If you’ve used R before, you might notice that this data frame prints a little differently to other data frames you’ve seen. That’s because it’s a tibble, a special type of data frame used by the tidyverse to avoid some common gotchas. The most important difference is the way it prints: tibbles are designed for large datasets, so they only show the first few rows and only the columns that fit on one screen. There are a few options to see everything. If you’re using RStudio, the most convenient is probably View(flights)
, which will open an interactive scrollable and filterable view. Otherwise you can use print(flights, width = Inf)
to show all columns, or use call glimpse()
:
glimpse(flights)
#> Rows: 336,776
#> Columns: 19
#> $ year <int> 2013, 2013, 2013, 2013, 2013, 2013, 2013, 2013, 2013…
#> $ month <int> 1, 1, 1, 1, 1, 1, 1, 1, 1, 1, 1, 1, 1, 1, 1, 1, 1, 1…
#> $ day <int> 1, 1, 1, 1, 1, 1, 1, 1, 1, 1, 1, 1, 1, 1, 1, 1, 1, 1…
#> $ dep_time <int> 517, 533, 542, 544, 554, 554, 555, 557, 557, 558, 55…
#> $ sched_dep_time <int> 515, 529, 540, 545, 600, 558, 600, 600, 600, 600, 60…
#> $ dep_delay <dbl> 2, 4, 2, -1, -6, -4, -5, -3, -3, -2, -2, -2, -2, -2,…
#> $ arr_time <int> 830, 850, 923, 1004, 812, 740, 913, 709, 838, 753, 8…
#> $ sched_arr_time <int> 819, 830, 850, 1022, 837, 728, 854, 723, 846, 745, 8…
#> $ arr_delay <dbl> 11, 20, 33, -18, -25, 12, 19, -14, -8, 8, -2, -3, 7,…
#> $ carrier <chr> "UA", "UA", "AA", "B6", "DL", "UA", "B6", "EV", "B6"…
#> $ flight <int> 1545, 1714, 1141, 725, 461, 1696, 507, 5708, 79, 301…

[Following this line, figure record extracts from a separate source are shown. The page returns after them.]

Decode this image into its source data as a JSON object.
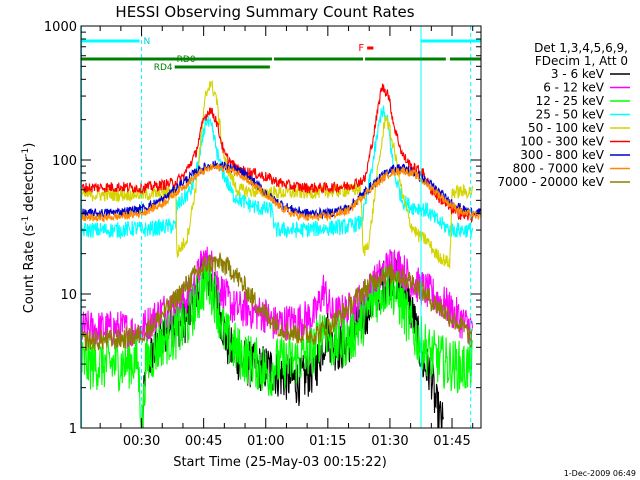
{
  "chart_data": {
    "type": "line",
    "title": "HESSI Observing Summary Count Rates",
    "xlabel": "Start Time (25-May-03 00:15:22)",
    "ylabel_main": "Count Rate (s",
    "ylabel_sup1": "-1",
    "ylabel_mid": " detector",
    "ylabel_sup2": "-1",
    "ylabel_end": ")",
    "yscale": "log",
    "ylim": [
      1,
      1000
    ],
    "xlim_minutes": [
      15.37,
      112.0
    ],
    "x_ticks": [
      {
        "m": 30,
        "label": "00:30"
      },
      {
        "m": 45,
        "label": "00:45"
      },
      {
        "m": 60,
        "label": "01:00"
      },
      {
        "m": 75,
        "label": "01:15"
      },
      {
        "m": 90,
        "label": "01:30"
      },
      {
        "m": 105,
        "label": "01:45"
      }
    ],
    "y_ticks": [
      {
        "v": 1,
        "label": "1"
      },
      {
        "v": 10,
        "label": "10"
      },
      {
        "v": 100,
        "label": "100"
      },
      {
        "v": 1000,
        "label": "1000"
      }
    ],
    "timestamp": "1-Dec-2009 06:49",
    "legend": {
      "header": [
        "Det 1,3,4,5,6,9,",
        "FDecim 1, Att 0"
      ],
      "entries": [
        {
          "label": "3 - 6 keV",
          "color": "#000000"
        },
        {
          "label": "6 - 12 keV",
          "color": "#ff00ff"
        },
        {
          "label": "12 - 25 keV",
          "color": "#00ff00"
        },
        {
          "label": "25 - 50 keV",
          "color": "#00ffff"
        },
        {
          "label": "50 - 100 keV",
          "color": "#d4d400"
        },
        {
          "label": "100 - 300 keV",
          "color": "#ff0000"
        },
        {
          "label": "300 - 800 keV",
          "color": "#0000cc"
        },
        {
          "label": "800 - 7000 keV",
          "color": "#ff8800"
        },
        {
          "label": "7000 - 20000 keV",
          "color": "#8b7d00"
        }
      ]
    },
    "flags": {
      "N_label": "N",
      "F_label": "F",
      "RD0_label": "RD0",
      "RD4_label": "RD4",
      "night_segments": [
        [
          15.5,
          29.5
        ],
        [
          97.5,
          112.0
        ]
      ],
      "rd0_segments": [
        [
          15.5,
          61.5
        ],
        [
          62.0,
          83.5
        ],
        [
          84.0,
          103.5
        ],
        [
          104.5,
          112.0
        ]
      ],
      "rd4_segments": [
        [
          38.0,
          61.0
        ]
      ],
      "flare_segment": [
        84.5,
        86.0
      ],
      "solid_vlines": [
        15.5,
        97.5
      ],
      "dashed_vlines": [
        30.0,
        109.5
      ]
    },
    "series": [
      {
        "name": "3 - 6 keV",
        "color": "#000000",
        "noise": 0.18,
        "points": [
          [
            30.2,
            1
          ],
          [
            31,
            3
          ],
          [
            34,
            4
          ],
          [
            37,
            6
          ],
          [
            40,
            6
          ],
          [
            43,
            9
          ],
          [
            45,
            15
          ],
          [
            47,
            12
          ],
          [
            49,
            7
          ],
          [
            51,
            4
          ],
          [
            54,
            3.2
          ],
          [
            58,
            2.8
          ],
          [
            61,
            2.8
          ],
          [
            63,
            2.5
          ],
          [
            68,
            2.2
          ],
          [
            72,
            2.8
          ],
          [
            75,
            5.5
          ],
          [
            76,
            4
          ],
          [
            79,
            4
          ],
          [
            82,
            5.5
          ],
          [
            85,
            8
          ],
          [
            88,
            12
          ],
          [
            91,
            14
          ],
          [
            94,
            10
          ],
          [
            96,
            6
          ],
          [
            98,
            3
          ],
          [
            100,
            2.5
          ],
          [
            101,
            1.5
          ],
          [
            102,
            1.2
          ],
          [
            103,
            1
          ]
        ]
      },
      {
        "name": "6 - 12 keV",
        "color": "#ff00ff",
        "noise": 0.14,
        "points": [
          [
            15.5,
            5.5
          ],
          [
            20,
            5.5
          ],
          [
            25,
            5.5
          ],
          [
            29,
            5.2
          ],
          [
            30.2,
            5.5
          ],
          [
            35,
            7.5
          ],
          [
            38,
            8
          ],
          [
            42,
            10
          ],
          [
            45,
            18
          ],
          [
            47,
            16
          ],
          [
            49,
            11
          ],
          [
            52,
            8
          ],
          [
            56,
            7.5
          ],
          [
            60,
            7
          ],
          [
            62,
            6
          ],
          [
            68,
            6.3
          ],
          [
            72,
            7
          ],
          [
            74,
            11
          ],
          [
            76,
            7
          ],
          [
            80,
            7.5
          ],
          [
            83,
            9
          ],
          [
            88,
            14
          ],
          [
            91,
            18
          ],
          [
            94,
            14
          ],
          [
            96,
            12
          ],
          [
            100,
            10
          ],
          [
            104,
            8
          ],
          [
            108,
            6
          ],
          [
            110,
            5.5
          ]
        ]
      },
      {
        "name": "12 - 25 keV",
        "color": "#00ff00",
        "noise": 0.2,
        "points": [
          [
            15.5,
            3
          ],
          [
            20,
            3
          ],
          [
            25,
            3
          ],
          [
            29,
            3.2
          ],
          [
            30.2,
            1
          ],
          [
            31,
            3
          ],
          [
            35,
            4.5
          ],
          [
            38,
            5
          ],
          [
            41,
            6
          ],
          [
            44,
            10
          ],
          [
            46,
            13
          ],
          [
            48,
            9
          ],
          [
            50,
            5
          ],
          [
            54,
            3.5
          ],
          [
            58,
            3
          ],
          [
            61,
            2.5
          ],
          [
            62,
            3
          ],
          [
            68,
            3.2
          ],
          [
            72,
            4
          ],
          [
            74,
            6
          ],
          [
            76,
            4.2
          ],
          [
            80,
            4.5
          ],
          [
            83,
            6
          ],
          [
            86,
            9
          ],
          [
            90,
            12
          ],
          [
            93,
            8
          ],
          [
            96,
            5
          ],
          [
            100,
            3.5
          ],
          [
            104,
            3
          ],
          [
            108,
            2.8
          ],
          [
            110,
            3
          ]
        ]
      },
      {
        "name": "25 - 50 keV",
        "color": "#00ffff",
        "noise": 0.06,
        "points": [
          [
            15.5,
            30
          ],
          [
            25,
            30
          ],
          [
            29,
            31
          ],
          [
            30.2,
            30
          ],
          [
            36,
            32
          ],
          [
            38.3,
            32
          ],
          [
            38.5,
            45
          ],
          [
            42,
            60
          ],
          [
            44,
            100
          ],
          [
            45.5,
            200
          ],
          [
            47,
            170
          ],
          [
            49,
            90
          ],
          [
            52,
            55
          ],
          [
            55,
            48
          ],
          [
            58,
            44
          ],
          [
            61.8,
            42
          ],
          [
            62,
            30
          ],
          [
            68,
            30
          ],
          [
            75,
            31
          ],
          [
            80,
            32
          ],
          [
            83,
            34
          ],
          [
            84,
            45
          ],
          [
            86,
            100
          ],
          [
            88,
            240
          ],
          [
            89.5,
            190
          ],
          [
            91,
            80
          ],
          [
            93,
            50
          ],
          [
            95,
            45
          ],
          [
            97,
            44
          ],
          [
            99,
            42
          ],
          [
            101,
            36
          ],
          [
            104.5,
            30
          ],
          [
            110,
            30
          ]
        ]
      },
      {
        "name": "50 - 100 keV",
        "color": "#d4d400",
        "noise": 0.05,
        "points": [
          [
            15.5,
            55
          ],
          [
            25,
            55
          ],
          [
            29,
            56
          ],
          [
            30.2,
            55
          ],
          [
            36,
            57
          ],
          [
            38.3,
            58
          ],
          [
            38.5,
            20
          ],
          [
            41,
            26
          ],
          [
            43,
            60
          ],
          [
            45.5,
            300
          ],
          [
            46.5,
            380
          ],
          [
            48,
            300
          ],
          [
            50,
            100
          ],
          [
            53,
            60
          ],
          [
            58,
            58
          ],
          [
            62,
            57
          ],
          [
            68,
            57
          ],
          [
            75,
            58
          ],
          [
            80,
            59
          ],
          [
            82,
            61
          ],
          [
            83,
            58
          ],
          [
            83.5,
            20
          ],
          [
            85,
            25
          ],
          [
            87,
            80
          ],
          [
            89,
            220
          ],
          [
            91,
            120
          ],
          [
            93,
            55
          ],
          [
            95,
            33
          ],
          [
            97,
            27
          ],
          [
            99,
            25
          ],
          [
            101,
            20
          ],
          [
            103,
            18
          ],
          [
            104.5,
            17
          ],
          [
            105,
            58
          ],
          [
            110,
            58
          ]
        ]
      },
      {
        "name": "100 - 300 keV",
        "color": "#ff0000",
        "noise": 0.04,
        "points": [
          [
            15.5,
            62
          ],
          [
            25,
            63
          ],
          [
            29,
            62
          ],
          [
            30.2,
            62
          ],
          [
            35,
            65
          ],
          [
            38,
            68
          ],
          [
            40,
            75
          ],
          [
            43,
            110
          ],
          [
            45,
            200
          ],
          [
            46.5,
            240
          ],
          [
            48,
            200
          ],
          [
            50,
            110
          ],
          [
            53,
            85
          ],
          [
            57,
            80
          ],
          [
            60,
            75
          ],
          [
            62,
            70
          ],
          [
            66,
            64
          ],
          [
            70,
            62
          ],
          [
            75,
            62
          ],
          [
            80,
            64
          ],
          [
            84,
            72
          ],
          [
            86,
            150
          ],
          [
            88,
            350
          ],
          [
            89.5,
            320
          ],
          [
            91,
            180
          ],
          [
            93,
            110
          ],
          [
            95,
            90
          ],
          [
            98,
            80
          ],
          [
            100,
            60
          ],
          [
            103,
            48
          ],
          [
            106,
            40
          ],
          [
            110,
            37
          ]
        ]
      },
      {
        "name": "300 - 800 keV",
        "color": "#0000cc",
        "noise": 0.035,
        "points": [
          [
            15.5,
            40
          ],
          [
            20,
            40
          ],
          [
            25,
            41
          ],
          [
            30,
            43
          ],
          [
            35,
            50
          ],
          [
            40,
            68
          ],
          [
            44,
            85
          ],
          [
            47,
            92
          ],
          [
            50,
            90
          ],
          [
            54,
            82
          ],
          [
            58,
            65
          ],
          [
            62,
            50
          ],
          [
            66,
            43
          ],
          [
            70,
            40
          ],
          [
            75,
            40
          ],
          [
            80,
            44
          ],
          [
            85,
            62
          ],
          [
            90,
            85
          ],
          [
            93,
            88
          ],
          [
            96,
            80
          ],
          [
            100,
            65
          ],
          [
            104,
            50
          ],
          [
            108,
            42
          ],
          [
            112,
            40
          ]
        ]
      },
      {
        "name": "800 - 7000 keV",
        "color": "#ff8800",
        "noise": 0.03,
        "points": [
          [
            15.5,
            37
          ],
          [
            20,
            37
          ],
          [
            25,
            38
          ],
          [
            30,
            40
          ],
          [
            35,
            47
          ],
          [
            40,
            63
          ],
          [
            44,
            80
          ],
          [
            47,
            88
          ],
          [
            50,
            87
          ],
          [
            54,
            78
          ],
          [
            58,
            62
          ],
          [
            62,
            48
          ],
          [
            66,
            40
          ],
          [
            70,
            37
          ],
          [
            75,
            38
          ],
          [
            80,
            42
          ],
          [
            85,
            60
          ],
          [
            90,
            80
          ],
          [
            93,
            84
          ],
          [
            96,
            78
          ],
          [
            100,
            62
          ],
          [
            104,
            48
          ],
          [
            108,
            40
          ],
          [
            112,
            38
          ]
        ]
      },
      {
        "name": "7000 - 20000 keV",
        "color": "#8b7d00",
        "noise": 0.08,
        "points": [
          [
            15.5,
            4.5
          ],
          [
            20,
            4.5
          ],
          [
            25,
            4.6
          ],
          [
            30,
            5
          ],
          [
            34,
            6.5
          ],
          [
            38,
            9
          ],
          [
            42,
            13
          ],
          [
            46,
            17
          ],
          [
            49,
            17
          ],
          [
            52,
            15
          ],
          [
            56,
            10
          ],
          [
            60,
            7
          ],
          [
            64,
            5.5
          ],
          [
            68,
            5
          ],
          [
            72,
            5
          ],
          [
            76,
            6
          ],
          [
            80,
            8
          ],
          [
            84,
            11
          ],
          [
            88,
            14
          ],
          [
            92,
            14
          ],
          [
            96,
            12
          ],
          [
            100,
            9
          ],
          [
            104,
            7
          ],
          [
            108,
            5.5
          ],
          [
            110,
            4.5
          ]
        ]
      }
    ]
  }
}
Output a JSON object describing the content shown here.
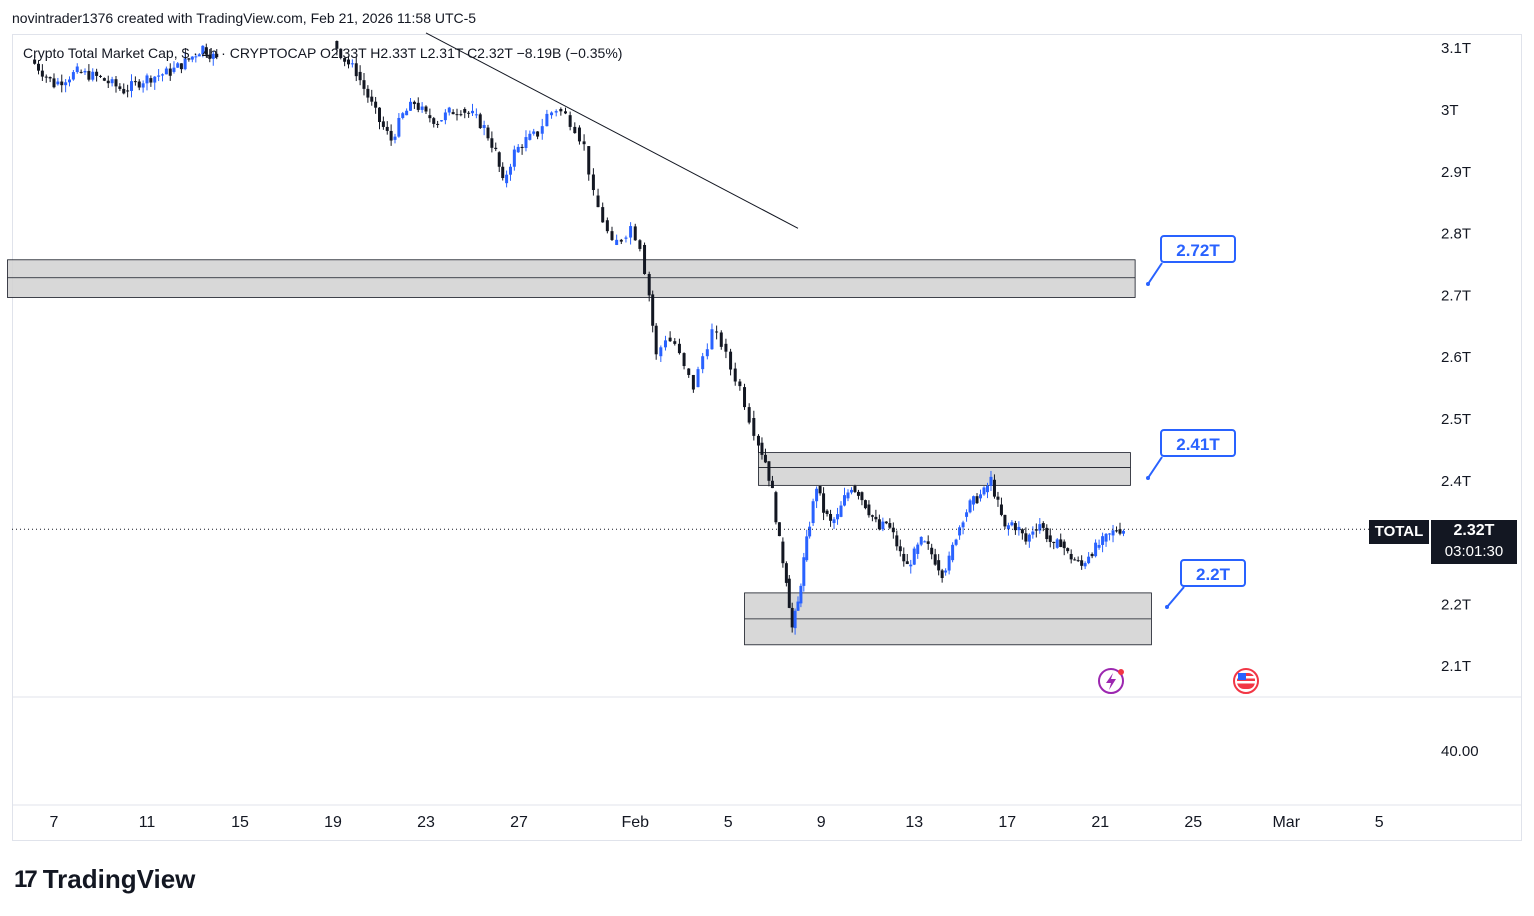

#> $ tailnum <chr> "N14228", "N24211", "N619AA", "N804JB", "N668DN", "N…
#> $ origin <chr> "EWR", "LGA", "JFK", "JFK", "LGA", "EWR", "EWR", "LG…
#> $ dest <chr> "IAH", "IAH", "MIA", "BQN", "ATL", "ORD", "FLL", "IA…
#> $ air_time <dbl> 227, 227, 160, 183, 116, 150, 158, 53, 140, 138, 149…
#> $ distance <dbl> 1400, 1416, 1089, 1576, 762, 719, 1065, 229, 944, 73…
#> $ hour <dbl> 5, 5, 5, 5, 6, 5, 6, 6, 6, 6, 6, 6, 6, 6, 6, 5, 6, 6…
#> $ minute <dbl> 15, 29, 40, 45, 0, 58, 0, 0, 0, 0, 0, 0, 0, 0, 0, 59…
#> $ time_hour <dttm> 2013-01-01 05:00:00, 2013-01-01 05:00:00, 2013-01-0…
In both views, the variables names are followed by abbreviations that tell you the type of each variable: <int>
is short for integer, <dbl>
is short for double (aka real numbers), <chr>
for character (aka strings), and <dttm>
for date-time. These are important because the operations you can perform on a column depend so much on its “type”, and these types are used to organize the chapters in the next section of the book.